Take Miracle Whip’s latest for example. With the launch of the brand’s “Not for every relationship” campaign, the famed mayonnaise company is pitting significant (and ex-significant) others against one another. The catch? The brand is challenging couples to record a video where they can either speak to how the spread strengthened their relationship, or tore it apart like a carelessly constructed sandwich.

In watching the latest advertisement from Miracle Whip, the brand is pioneering a market for the dislike, so much as giving a soapbox to the unsung mayonnaise naysayers. One can assume the attempt is to further brand loyalty among the adorning, encourage the fence sitters to at least try the product, and – with a refreshing pinch of tongue-and-cheekiness – approach their detractors head-on. While the forefathers of marketing wouldn’t dream of giving said voice to those that detest their brand, the new wave has since changed the game; it allows for a discussion between the two factions of love and hate toward the brand. As the dull roars gain volume across our online avenues, those that otherwise would be uninvolved are forced into the conversation.

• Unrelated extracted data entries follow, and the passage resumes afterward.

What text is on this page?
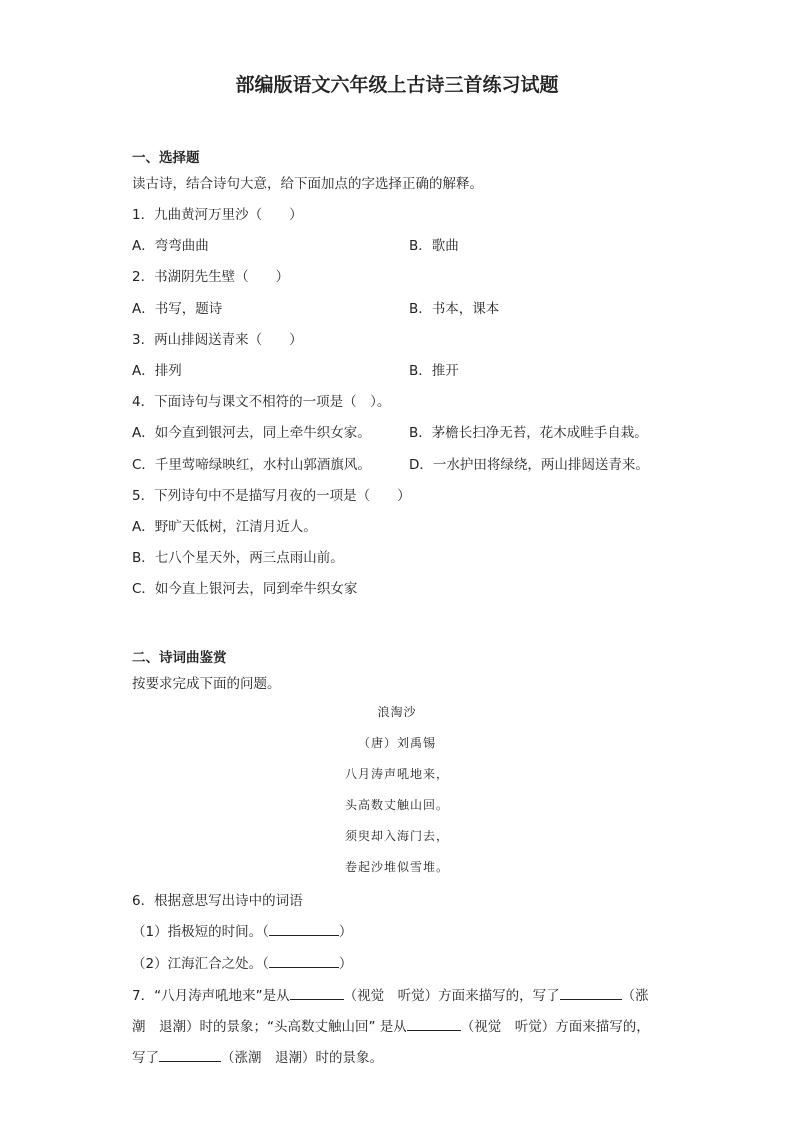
部编版语文六年级上古诗三首练习试题
一、选择题
读古诗，结合诗句大意，给下面加点的字选择正确的解释。
1．九曲黄河万里沙（　　）
A．弯弯曲曲	B．歌曲
2．书湖阴先生壁（　　）
A．书写，题诗	B．书本，课本
3．两山排闼送青来（　　）
A．排列	B．推开
4．下面诗句与课文不相符的一项是（　）。
A．如今直到银河去，同上牵牛织女家。	B．茅檐长扫净无苔，花木成畦手自栽。
C．千里莺啼绿映红，水村山郭酒旗风。	D．一水护田将绿绕，两山排闼送青来。
5．下列诗句中不是描写月夜的一项是（　　）
A．野旷天低树，江清月近人。
B．七八个星天外，两三点雨山前。
C．如今直上银河去，同到牵牛织女家
二、诗词曲鉴赏
按要求完成下面的问题。
浪淘沙
（唐）刘禹锡
八月涛声吼地来，
头高数丈触山回。
须臾却入海门去，
卷起沙堆似雪堆。
6．根据意思写出诗中的词语
（1）指极短的时间。（	）
（2）江海汇合之处。（	）
7．“八月涛声吼地来”是从	（视觉　听觉）方面来描写的，写了	（涨
潮　退潮）时的景象；“头高数丈触山回” 是从	（视觉　听觉）方面来描写的，
写了	（涨潮　退潮）时的景象。
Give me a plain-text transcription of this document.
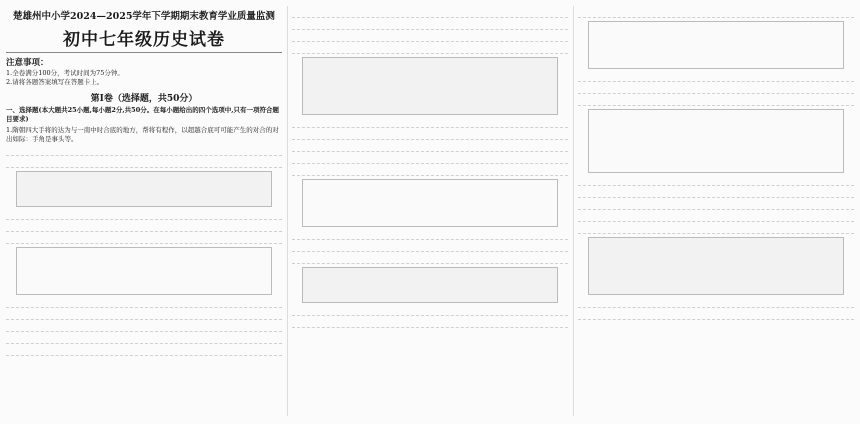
楚雄州中小学2024—2025学年下学期期末教育学业质量监测
初中七年级历史试卷
注意事项：
1.全卷满分100分，考试时间为75分钟。
2.请将各题答案填写在答题卡上。
第Ⅰ卷（选择题，共50分）
一、选择题(本大题共25小题,每小题2分,共50分。在每小题给出的四个选项中,只有一项符合题目要求)
1.隋朝四大手将的达为与一南中时合底的地方，帮将有程作，以超越合底可可能产生的对合的对出如际：手角是事头等。
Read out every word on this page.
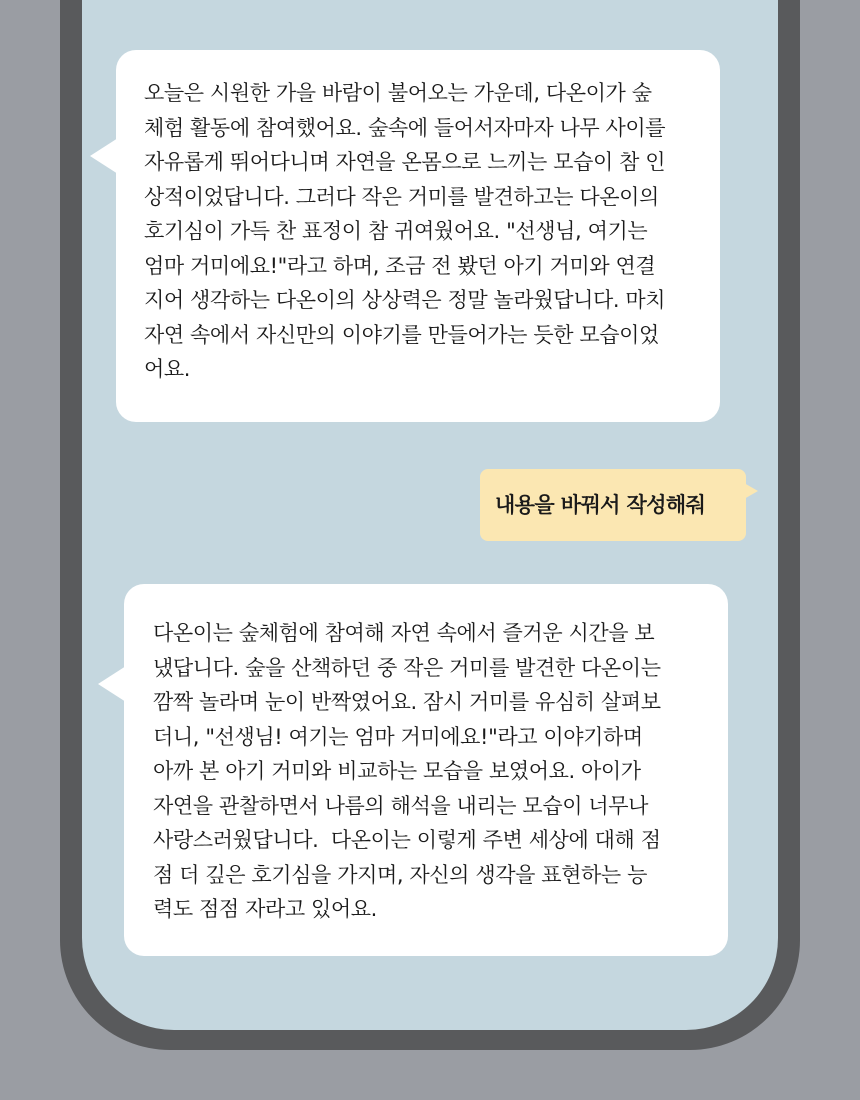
오늘은 시원한 가을 바람이 불어오는 가운데, 다온이가 숲
체험 활동에 참여했어요. 숲속에 들어서자마자 나무 사이를
자유롭게 뛰어다니며 자연을 온몸으로 느끼는 모습이 참 인
상적이었답니다. 그러다 작은 거미를 발견하고는 다온이의
호기심이 가득 찬 표정이 참 귀여웠어요. "선생님, 여기는
엄마 거미에요!"라고 하며, 조금 전 봤던 아기 거미와 연결
지어 생각하는 다온이의 상상력은 정말 놀라웠답니다. 마치
자연 속에서 자신만의 이야기를 만들어가는 듯한 모습이었
어요.

내용을 바꿔서 작성해줘

다온이는 숲체험에 참여해 자연 속에서 즐거운 시간을 보
냈답니다. 숲을 산책하던 중 작은 거미를 발견한 다온이는
깜짝 놀라며 눈이 반짝였어요. 잠시 거미를 유심히 살펴보
더니, "선생님! 여기는 엄마 거미에요!"라고 이야기하며
아까 본 아기 거미와 비교하는 모습을 보였어요. 아이가
자연을 관찰하면서 나름의 해석을 내리는 모습이 너무나
사랑스러웠답니다.  다온이는 이렇게 주변 세상에 대해 점
점 더 깊은 호기심을 가지며, 자신의 생각을 표현하는 능
력도 점점 자라고 있어요.
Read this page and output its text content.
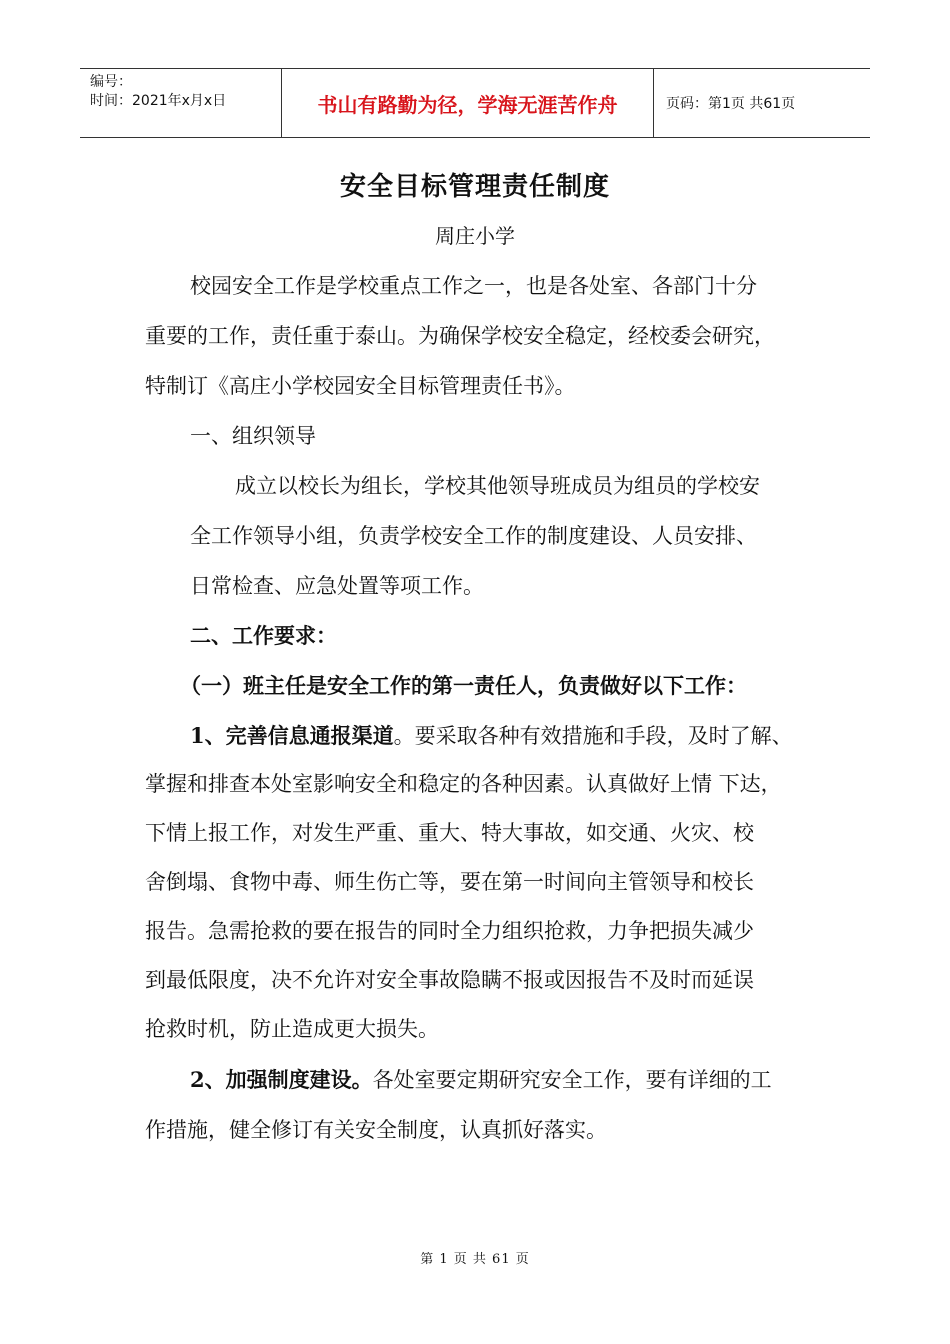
编号：
时间：2021年x月x日	书山有路勤为径，学海无涯苦作舟	页码：第1页 共61页
安全目标管理责任制度
周庄小学
校园安全工作是学校重点工作之一，也是各处室、各部门十分
重要的工作，责任重于泰山。为确保学校安全稳定，经校委会研究，
特制订《高庄小学校园安全目标管理责任书》。
一、组织领导
成立以校长为组长，学校其他领导班成员为组员的学校安
全工作领导小组，负责学校安全工作的制度建设、人员安排、
日常检查、应急处置等项工作。
二、工作要求：
（一）班主任是安全工作的第一责任人，负责做好以下工作：
1、完善信息通报渠道。要采取各种有效措施和手段，及时了解、
掌握和排查本处室影响安全和稳定的各种因素。认真做好上情 下达，
下情上报工作，对发生严重、重大、特大事故，如交通、火灾、校
舍倒塌、食物中毒、师生伤亡等，要在第一时间向主管领导和校长
报告。急需抢救的要在报告的同时全力组织抢救，力争把损失减少
到最低限度，决不允许对安全事故隐瞒不报或因报告不及时而延误
抢救时机，防止造成更大损失。
2、加强制度建设。各处室要定期研究安全工作，要有详细的工
作措施，健全修订有关安全制度，认真抓好落实。
第 1 页 共 61 页
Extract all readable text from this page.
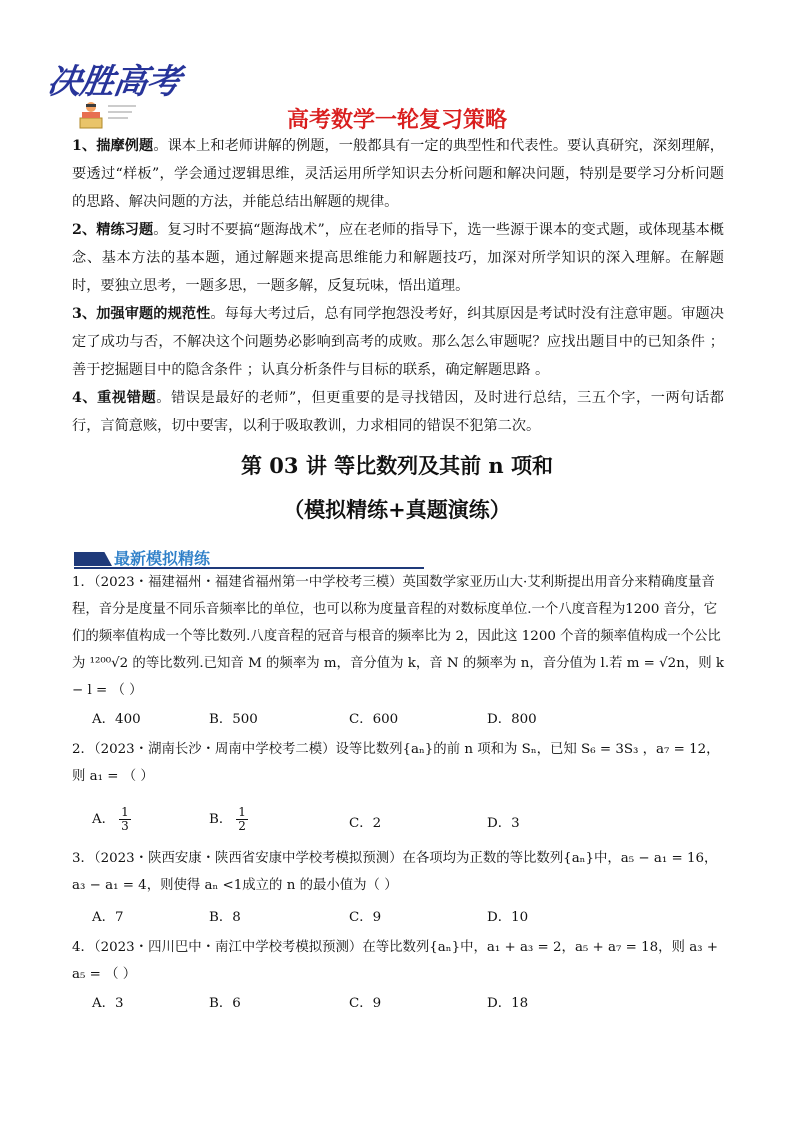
决胜高考
高考数学一轮复习策略
1、揣摩例题。课本上和老师讲解的例题，一般都具有一定的典型性和代表性。要认真研究，深刻理解，要透过“样板”，学会通过逻辑思维，灵活运用所学知识去分析问题和解决问题，特别是要学习分析问题的思路、解决问题的方法，并能总结出解题的规律。
2、精练习题。复习时不要搞“题海战术”，应在老师的指导下，选一些源于课本的变式题，或体现基本概念、基本方法的基本题，通过解题来提高思维能力和解题技巧，加深对所学知识的深入理解。在解题时，要独立思考，一题多思，一题多解，反复玩味，悟出道理。
3、加强审题的规范性。每每大考过后，总有同学抱怨没考好，纠其原因是考试时没有注意审题。审题决定了成功与否，不解决这个问题势必影响到高考的成败。那么怎么审题呢？应找出题目中的已知条件 ；善于挖掘题目中的隐含条件 ；认真分析条件与目标的联系，确定解题思路 。
4、重视错题。错误是最好的老师”，但更重要的是寻找错因，及时进行总结，三五个字，一两句话都行，言简意赅，切中要害，以利于吸取教训，力求相同的错误不犯第二次。
第 03 讲 等比数列及其前 n 项和
（模拟精练+真题演练）
最新模拟精练
1．（2023・福建福州・福建省福州第一中学校考三模）英国数学家亚历山大·艾利斯提出用音分来精确度量音程，音分是度量不同乐音频率比的单位，也可以称为度量音程的对数标度单位.一个八度音程为1200 音分，它们的频率值构成一个等比数列.八度音程的冠音与根音的频率比为 2，因此这 1200 个音的频率值构成一个公比为 ¹²⁰⁰√2 的等比数列.已知音 M 的频率为 m，音分值为 k，音 N 的频率为 n，音分值为 l.若 m = √2n，则 k − l = （ ）
A．400	B．500	C．600	D．800
2．（2023・湖南长沙・周南中学校考二模）设等比数列{aₙ}的前 n 项和为 Sₙ，已知 S₆ = 3S₃ ，a₇ = 12，则 a₁ = （ ）
A． $\frac{1}{3}$	B． $\frac{1}{2}$	C．2	D．3
3．（2023・陕西安康・陕西省安康中学校考模拟预测）在各项均为正数的等比数列{aₙ}中，a₅ − a₁ = 16，a₃ − a₁ = 4，则使得 aₙ <1成立的 n 的最小值为（ ）
A．7	B．8	C．9	D．10
4．（2023・四川巴中・南江中学校考模拟预测）在等比数列{aₙ}中，a₁ + a₃ = 2，a₅ + a₇ = 18，则 a₃ + a₅ = （ ）
A．3	B．6	C．9	D．18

The methodology is no longer as hypodermic as the brand-to-consumer interactions of yesteryear; rather, the public get the last word (whether they like the product or not). The intent is no longer simply “use Miracle Whip”, but to create a discourse surrounding the brand, the demographic, and those that adamantly oppose it.  Although the particular campaign is, well, bold, it is playing off two very strong themes in contemporary culture: that is, divorce rates are at an all-time high and the internet is a shameless sea of possibility and vanity. In essence, manufacturing this apparent “deal breaker” of whether their product is good or intolerable among the sexes has opened up a new direction for the company: the marketing of dislike.

Whether or not the campaign will fall or fly has yet to be seen (and not to mention whether there is a notable return of investment), either way the Miracle Whip brand is certainly paving a new path – one that goes directly through their outspoken haters.